Effectively you have a secret that you are using to authenticate yourself. With pass keys managed by a vendor, you are trusting that vendor to manage your secret. If they are able to give your secret to someone else, then they can no longer confirm who all knows your secret.

I'm sure you can come up with a protocol where you can fan out access to the secret in a way that requires fanning back messages to you. But I don't see any clear way to do so that doesn't increase the communication burden on everyone.

I'm also sure smarter people than me can surprise me with something, here. But secrets that can be shared historically tend to not be secrets for long.

2 comments

> I'm sure you can come up with a protocol where you can fan out access to the secret in a way that requires fanning back messages to you. But I don't see any clear way to do so that doesn't increase the communication burden on everyone.

the spec actually supports this, it's called caBLE

Right, that flow seems somewhat straight forward and is roughly what I had in mind with my sentence. It doesn't really break you out of vendor involvement, though? You both still have to be fully in on the whole flow. Right?

Asked differently, how does this get a vendor out of the picture?

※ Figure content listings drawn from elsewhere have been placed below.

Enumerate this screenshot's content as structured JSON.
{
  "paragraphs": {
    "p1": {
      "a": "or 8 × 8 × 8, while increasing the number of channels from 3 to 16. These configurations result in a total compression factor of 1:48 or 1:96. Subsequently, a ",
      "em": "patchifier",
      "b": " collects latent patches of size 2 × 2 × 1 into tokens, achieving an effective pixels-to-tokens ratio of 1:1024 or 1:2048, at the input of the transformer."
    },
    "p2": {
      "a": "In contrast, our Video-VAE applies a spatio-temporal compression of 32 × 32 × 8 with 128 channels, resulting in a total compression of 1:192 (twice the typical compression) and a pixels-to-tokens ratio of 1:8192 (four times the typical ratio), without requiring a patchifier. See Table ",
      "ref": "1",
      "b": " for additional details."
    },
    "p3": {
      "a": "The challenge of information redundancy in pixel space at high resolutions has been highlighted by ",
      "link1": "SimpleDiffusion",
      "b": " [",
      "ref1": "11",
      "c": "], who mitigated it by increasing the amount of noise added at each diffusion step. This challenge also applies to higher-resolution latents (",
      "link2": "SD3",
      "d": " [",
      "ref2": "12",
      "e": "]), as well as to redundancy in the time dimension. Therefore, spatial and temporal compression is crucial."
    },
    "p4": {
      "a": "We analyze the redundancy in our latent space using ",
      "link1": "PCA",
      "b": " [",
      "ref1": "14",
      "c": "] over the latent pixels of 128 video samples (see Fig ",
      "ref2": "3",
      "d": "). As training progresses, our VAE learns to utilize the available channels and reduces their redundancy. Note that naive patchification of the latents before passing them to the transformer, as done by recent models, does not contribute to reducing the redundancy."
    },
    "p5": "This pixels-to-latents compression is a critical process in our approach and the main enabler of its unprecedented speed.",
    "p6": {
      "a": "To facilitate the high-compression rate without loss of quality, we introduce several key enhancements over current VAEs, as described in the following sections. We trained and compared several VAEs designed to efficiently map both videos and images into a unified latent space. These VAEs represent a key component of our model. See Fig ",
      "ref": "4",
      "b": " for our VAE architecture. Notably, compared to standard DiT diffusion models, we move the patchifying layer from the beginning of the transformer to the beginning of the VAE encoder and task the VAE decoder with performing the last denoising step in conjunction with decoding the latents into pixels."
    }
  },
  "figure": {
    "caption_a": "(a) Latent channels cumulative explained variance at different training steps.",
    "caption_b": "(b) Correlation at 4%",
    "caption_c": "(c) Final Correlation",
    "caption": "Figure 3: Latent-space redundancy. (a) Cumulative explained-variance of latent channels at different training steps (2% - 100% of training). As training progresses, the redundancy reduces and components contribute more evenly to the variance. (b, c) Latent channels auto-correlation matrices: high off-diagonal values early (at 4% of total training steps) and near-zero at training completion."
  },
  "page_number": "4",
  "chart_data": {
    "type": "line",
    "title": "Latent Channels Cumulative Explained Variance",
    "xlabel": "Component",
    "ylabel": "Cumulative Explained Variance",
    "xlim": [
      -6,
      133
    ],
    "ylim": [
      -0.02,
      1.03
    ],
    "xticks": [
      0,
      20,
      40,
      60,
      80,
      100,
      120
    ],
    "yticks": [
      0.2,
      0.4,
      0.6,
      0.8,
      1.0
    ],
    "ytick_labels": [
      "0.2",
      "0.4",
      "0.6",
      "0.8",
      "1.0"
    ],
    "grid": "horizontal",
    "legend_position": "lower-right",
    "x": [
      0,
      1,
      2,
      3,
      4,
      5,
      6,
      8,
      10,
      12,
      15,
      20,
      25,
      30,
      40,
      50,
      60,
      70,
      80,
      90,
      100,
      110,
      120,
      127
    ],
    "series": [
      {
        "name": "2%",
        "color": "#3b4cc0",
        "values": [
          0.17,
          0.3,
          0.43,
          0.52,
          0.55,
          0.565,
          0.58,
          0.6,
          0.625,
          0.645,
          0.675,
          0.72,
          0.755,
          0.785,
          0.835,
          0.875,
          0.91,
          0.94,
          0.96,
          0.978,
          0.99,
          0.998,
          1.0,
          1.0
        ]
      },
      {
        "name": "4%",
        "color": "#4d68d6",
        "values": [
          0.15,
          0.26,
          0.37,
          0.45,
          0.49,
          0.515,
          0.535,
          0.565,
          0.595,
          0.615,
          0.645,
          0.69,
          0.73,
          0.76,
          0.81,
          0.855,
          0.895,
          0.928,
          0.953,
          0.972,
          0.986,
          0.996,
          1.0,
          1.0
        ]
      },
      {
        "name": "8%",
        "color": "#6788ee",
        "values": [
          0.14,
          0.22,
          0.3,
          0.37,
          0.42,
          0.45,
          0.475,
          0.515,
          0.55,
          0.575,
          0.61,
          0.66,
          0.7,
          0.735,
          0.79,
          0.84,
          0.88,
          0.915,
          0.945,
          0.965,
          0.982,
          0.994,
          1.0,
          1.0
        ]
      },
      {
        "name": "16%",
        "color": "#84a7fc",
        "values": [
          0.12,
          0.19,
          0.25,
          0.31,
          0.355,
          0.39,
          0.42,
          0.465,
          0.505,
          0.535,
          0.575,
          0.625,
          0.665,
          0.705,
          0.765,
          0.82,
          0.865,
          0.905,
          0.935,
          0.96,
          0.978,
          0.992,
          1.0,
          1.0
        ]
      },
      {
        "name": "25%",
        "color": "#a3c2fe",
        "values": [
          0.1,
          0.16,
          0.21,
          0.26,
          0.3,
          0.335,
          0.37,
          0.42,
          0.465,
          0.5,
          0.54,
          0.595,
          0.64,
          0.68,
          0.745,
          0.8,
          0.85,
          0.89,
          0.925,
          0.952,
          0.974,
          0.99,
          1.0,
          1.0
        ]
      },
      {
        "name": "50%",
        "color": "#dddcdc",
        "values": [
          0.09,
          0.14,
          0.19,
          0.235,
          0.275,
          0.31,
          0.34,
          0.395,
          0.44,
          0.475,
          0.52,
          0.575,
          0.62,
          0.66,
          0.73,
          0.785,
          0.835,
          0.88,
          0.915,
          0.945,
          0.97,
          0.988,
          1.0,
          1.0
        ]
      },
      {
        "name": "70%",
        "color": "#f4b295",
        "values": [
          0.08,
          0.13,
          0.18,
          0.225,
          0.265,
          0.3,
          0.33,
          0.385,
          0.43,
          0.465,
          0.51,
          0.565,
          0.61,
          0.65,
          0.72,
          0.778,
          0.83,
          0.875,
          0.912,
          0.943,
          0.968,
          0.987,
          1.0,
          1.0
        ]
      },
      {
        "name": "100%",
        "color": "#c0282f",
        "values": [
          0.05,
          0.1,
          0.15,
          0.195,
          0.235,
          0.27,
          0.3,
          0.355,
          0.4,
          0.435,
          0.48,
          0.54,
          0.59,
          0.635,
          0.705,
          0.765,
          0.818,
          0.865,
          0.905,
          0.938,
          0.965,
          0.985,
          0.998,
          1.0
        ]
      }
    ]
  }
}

caBLE is not a specification for transferring secrets, but for mediating (temporary) access to them.

But the FIDO alliance is apparently working on that: https://fidoalliance.org/fido-alliance-publishes-new-specifi...

I actually thought it was more for mediating confirmation of access to them. You don't share the secret with the new party, but you and the vendor both do a flow with them to confirm that someone claiming to be an identity can support that claim.
Do not use a vendor for managing passkeys. Use a self hosted password manager like vaultwarden. Or spin up an OIDC provider with pocket-id. Using a vendor is just pointless and should be avoided at all costs
I do that. Largely. I prefer hardware tokens.

I also have to confess this is clearly less convenient than having Apple or Google manage them for me.